4.4. O BSTÁCULOS À INTERDISCIPLINARIDADE

Apesar do consenso sobre a utilidade da interdisciplinaridade na educação aumentar a cada dia, a ponto de subsidiar mudanças na legislação educacional e gerar debates entusiasmados, nota-se que as práticas interdisciplinares na escola ainda são muito raras. Algumas vezes, quando acontecem, apesar da boa vontade dos envolvidos, não produzem resultados muito expressivos (MACHADO, 1995, p. 181). Para Japiassú (1976), o pouco sucesso se dá devido a muitas “forças” que “não somente resistem, por inércia, como se opõem ativamente à realização de um projeto interdisciplinar de pesquisa ou de ensino” (p. 91).

Na reflexão sobre essas “forças” que dificultam a efetivação da interdisciplinaridade na escola, utilizaremos as cinco categorias de obstáculos usadas por Fazenda (1979).

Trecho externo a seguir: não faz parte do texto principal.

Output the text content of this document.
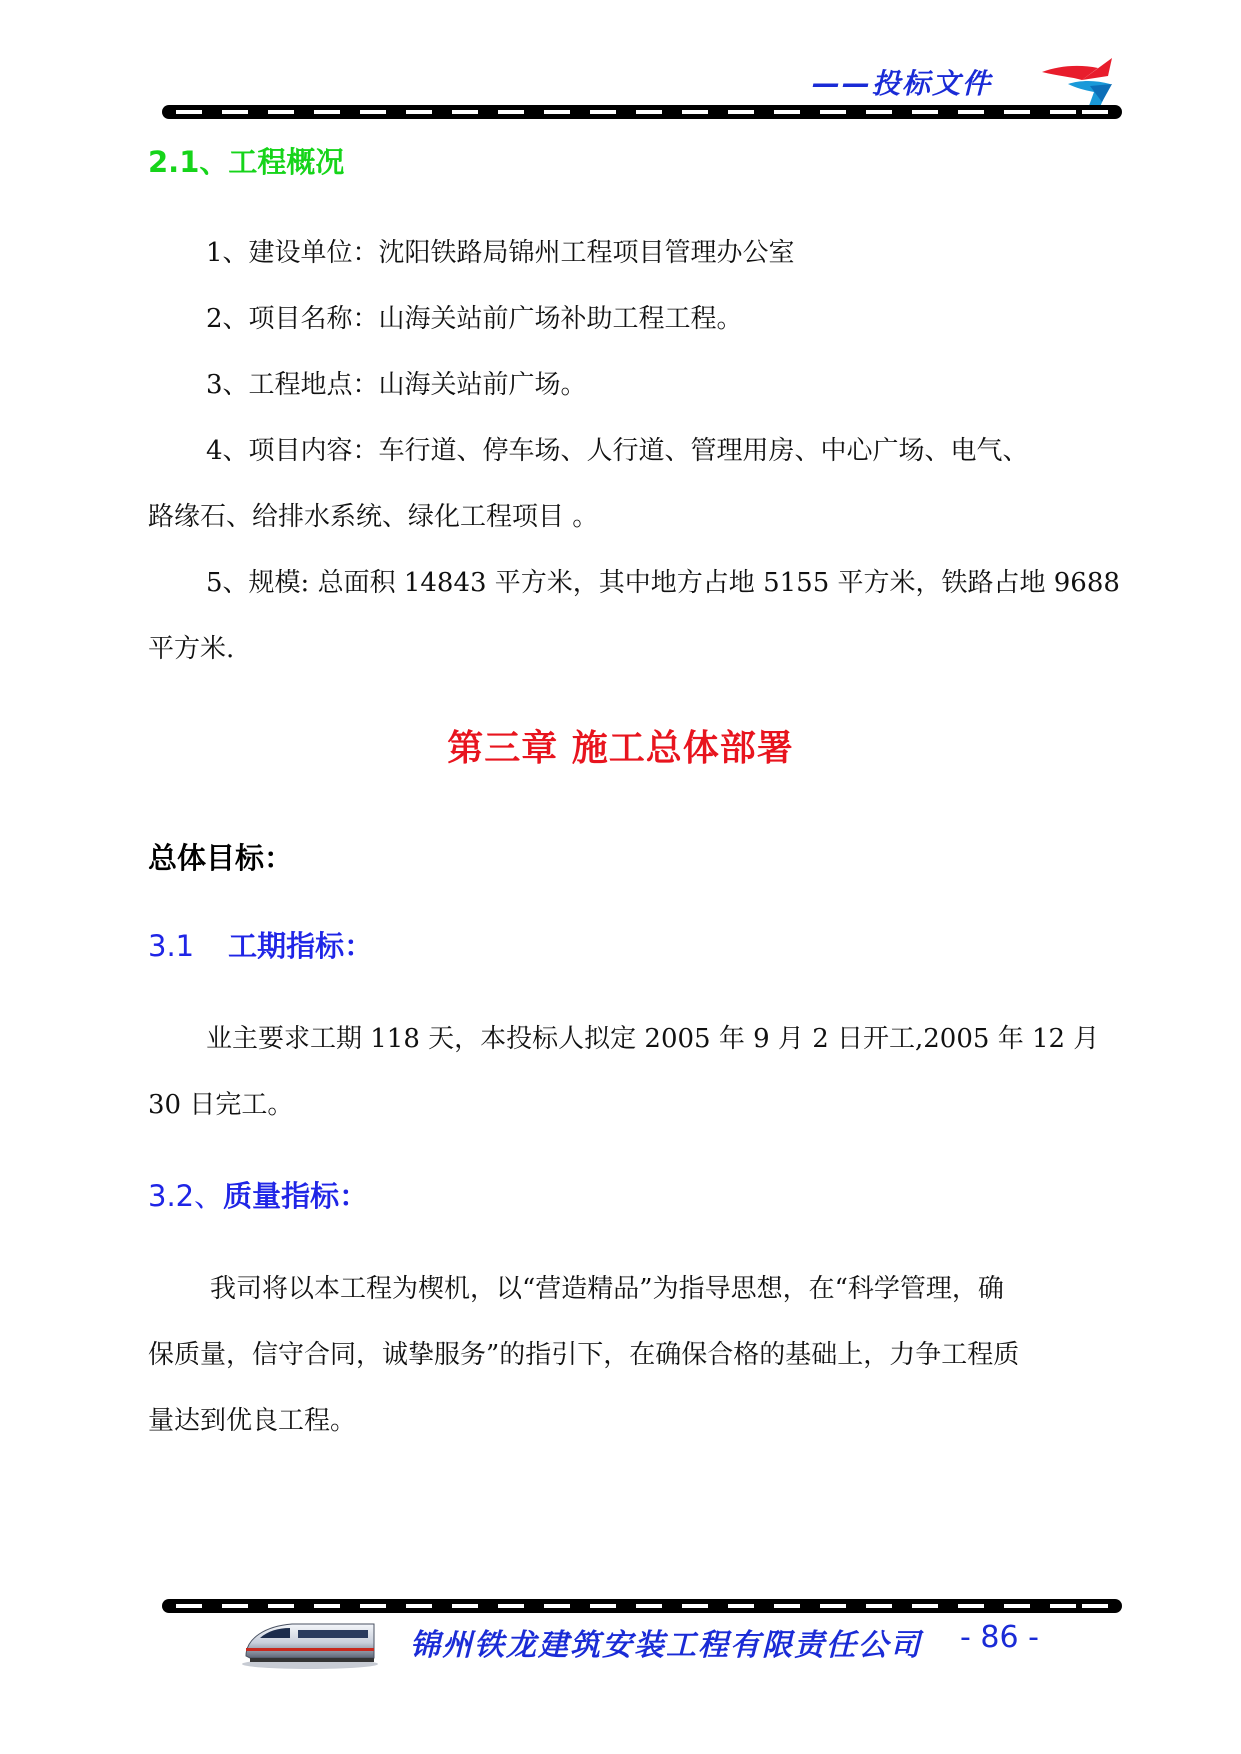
——投标文件
2.1、工程概况
1、建设单位：沈阳铁路局锦州工程项目管理办公室
2、项目名称：山海关站前广场补助工程工程。
3、工程地点：山海关站前广场。
4、项目内容：车行道、停车场、人行道、管理用房、中心广场、电气、
路缘石、给排水系统、绿化工程项目 。
5、规模: 总面积 14843 平方米，其中地方占地 5155 平方米，铁路占地 9688
平方米.
第三章 施工总体部署
总体目标：
3.1 工期指标：
业主要求工期 118 天，本投标人拟定 2005 年 9 月 2 日开工,2005 年 12 月
30 日完工。
3.2、质量指标：
我司将以本工程为楔机，以“营造精品”为指导思想，在“科学管理，确
保质量，信守合同，诚挚服务”的指引下，在确保合格的基础上，力争工程质
量达到优良工程。
锦州铁龙建筑安装工程有限责任公司 - 86 -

4.4.1. Epistemológicos e institucionais

A história da produção do conhecimento científico, principalmente depois do surgimento da filosofia positivista, tem sido marcada pela competição e isolamento dos cientistas e das instituições de ensino e de pesquisa. Cada nova disciplina, em busca de afirmação, isola-se das outras, criando uma “linguagem secreta” para impedir que especialistas de outras áreas possam se “intrometer” ou atravessar suas fronteiras (SANTOMÈ, 1998, p. 78). Resistência essa também apontada por Morin ao se referir à necessidade de uma reforma de pensamento na educação:

Há resistências inacreditáveis a essa reforma, a um tempo, una e dupla. A imensa máquina da educação é rígida, inflexível, fechada, burocratizada. Muitos professores estão instalados em seus hábitos e autonomias disciplinares. Estes, como dizia Curien, são como os lobos que urinam para marcar seu território e mordem os que nele penetram. (MORIN, 2009, p. 99).

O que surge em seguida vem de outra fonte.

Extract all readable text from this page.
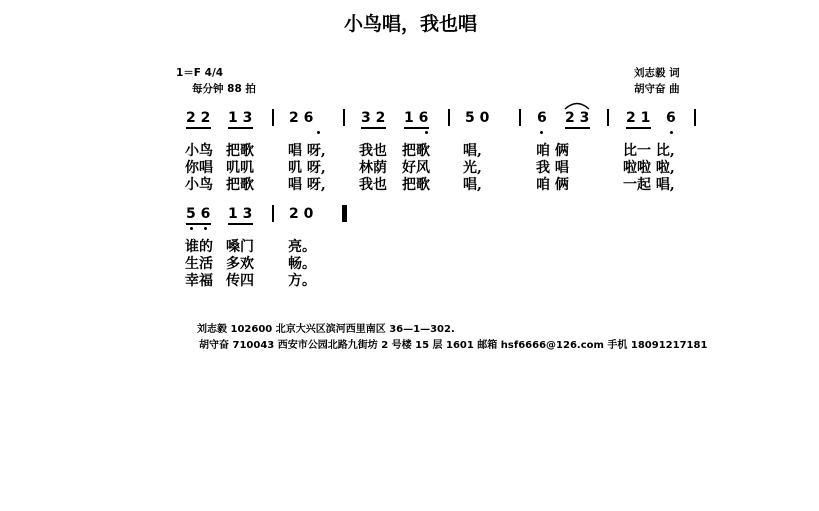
小鸟唱，我也唱
1＝F 4/4
每分钟 88 拍
刘志毅 词
胡守奋 曲
2 2 1 3	2 6	3 2 1 6	5 0	6 2 3	2 1 6
小鸟 把歌 唱 呀, 我也 把歌 唱,	咱 俩	比一 比,
你唱 叽叽 叽 呀, 林荫 好风 光,	我 唱	啦啦 啦,
小鸟 把歌 唱 呀, 我也 把歌 唱,	咱 俩	一起 唱,
5 6 1 3	2 0
谁的 嗓门 亮。
生活 多欢 畅。
幸福 传四 方。
刘志毅 102600 北京大兴区滨河西里南区 36—1—302.
胡守奋 710043 西安市公园北路九街坊 2 号楼 15 层 1601 邮箱 hsf6666@126.com 手机 18091217181
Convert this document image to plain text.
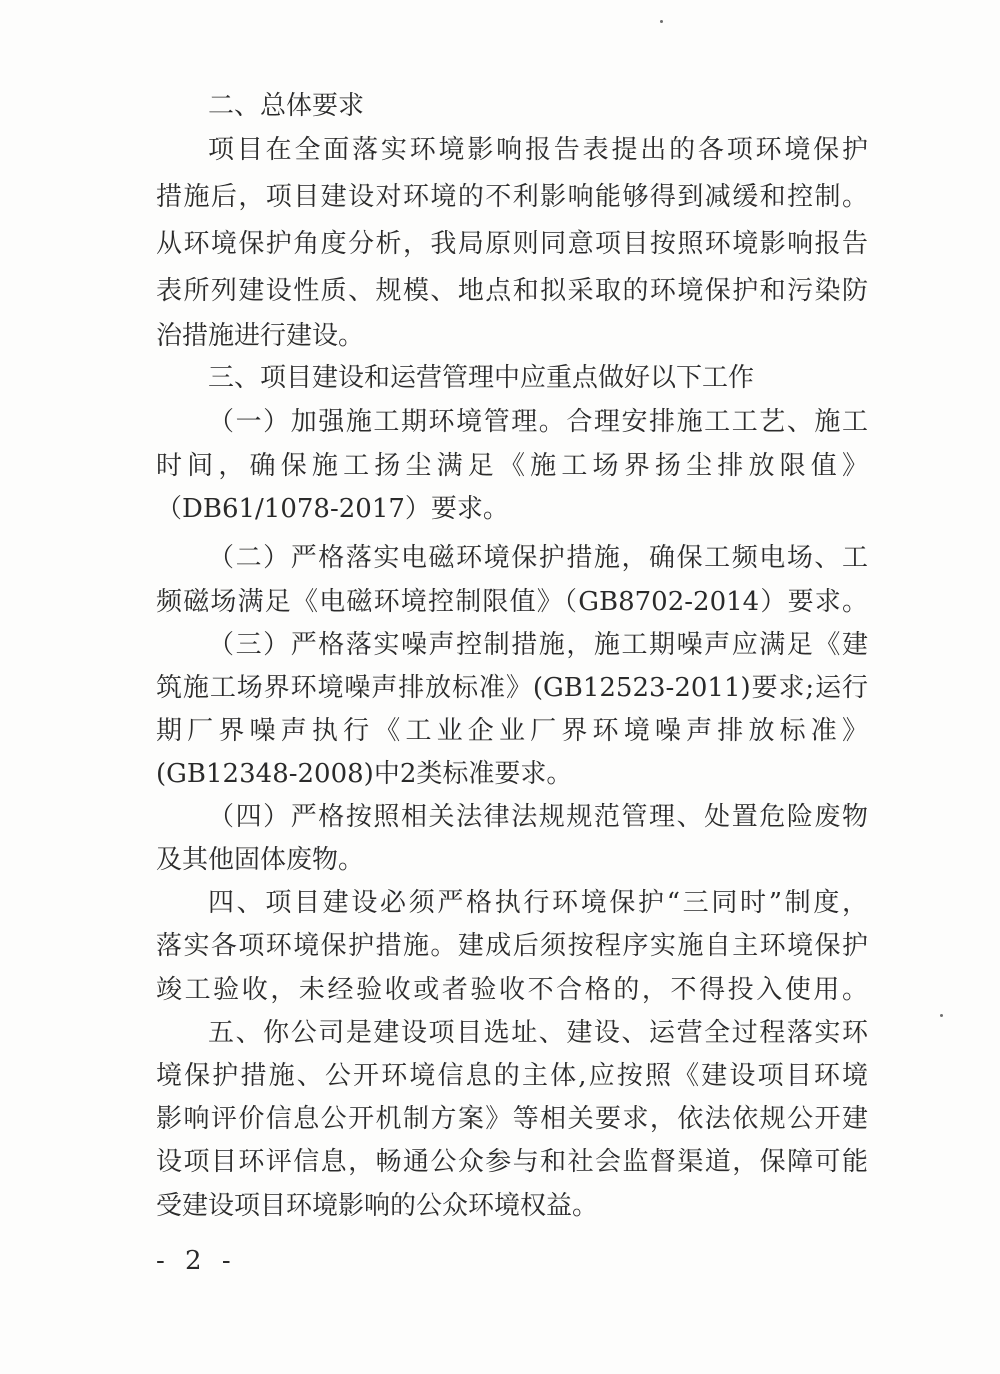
二、总体要求
项目在全面落实环境影响报告表提出的各项环境保护
措施后，项目建设对环境的不利影响能够得到减缓和控制。
从环境保护角度分析，我局原则同意项目按照环境影响报告
表所列建设性质、规模、地点和拟采取的环境保护和污染防
治措施进行建设。
三、项目建设和运营管理中应重点做好以下工作
（一）加强施工期环境管理。合理安排施工工艺、施工
时间，确保施工扬尘满足《施工场界扬尘排放限值》
（DB61/1078-2017）要求。
（二）严格落实电磁环境保护措施，确保工频电场、工
频磁场满足《电磁环境控制限值》（GB8702-2014）要求。
（三）严格落实噪声控制措施，施工期噪声应满足《建
筑施工场界环境噪声排放标准》(GB12523-2011)要求;运行
期厂界噪声执行《工业企业厂界环境噪声排放标准》
(GB12348-2008)中2类标准要求。
（四）严格按照相关法律法规规范管理、处置危险废物
及其他固体废物。
四、项目建设必须严格执行环境保护“三同时”制度，
落实各项环境保护措施。建成后须按程序实施自主环境保护
竣工验收，未经验收或者验收不合格的，不得投入使用。
五、你公司是建设项目选址、建设、运营全过程落实环
境保护措施、公开环境信息的主体,应按照《建设项目环境
影响评价信息公开机制方案》等相关要求，依法依规公开建
设项目环评信息，畅通公众参与和社会监督渠道，保障可能
受建设项目环境影响的公众环境权益。
- 2 -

Essa mentalidade fragmentadora da ciência, que estabelece um “sistema de feudos” no conhecimento, observa-se também na escola e torna difícil a formação de equipes de trabalho, pois os professores são vistos não como professores daquela escola, mas como “professores de Matemática”, “professores de Português”, “professores de Ciências”, etc. Assim, a própria instituição escolar obstrui o fluxo do diálogo tão necessário às práticas interdisciplinares.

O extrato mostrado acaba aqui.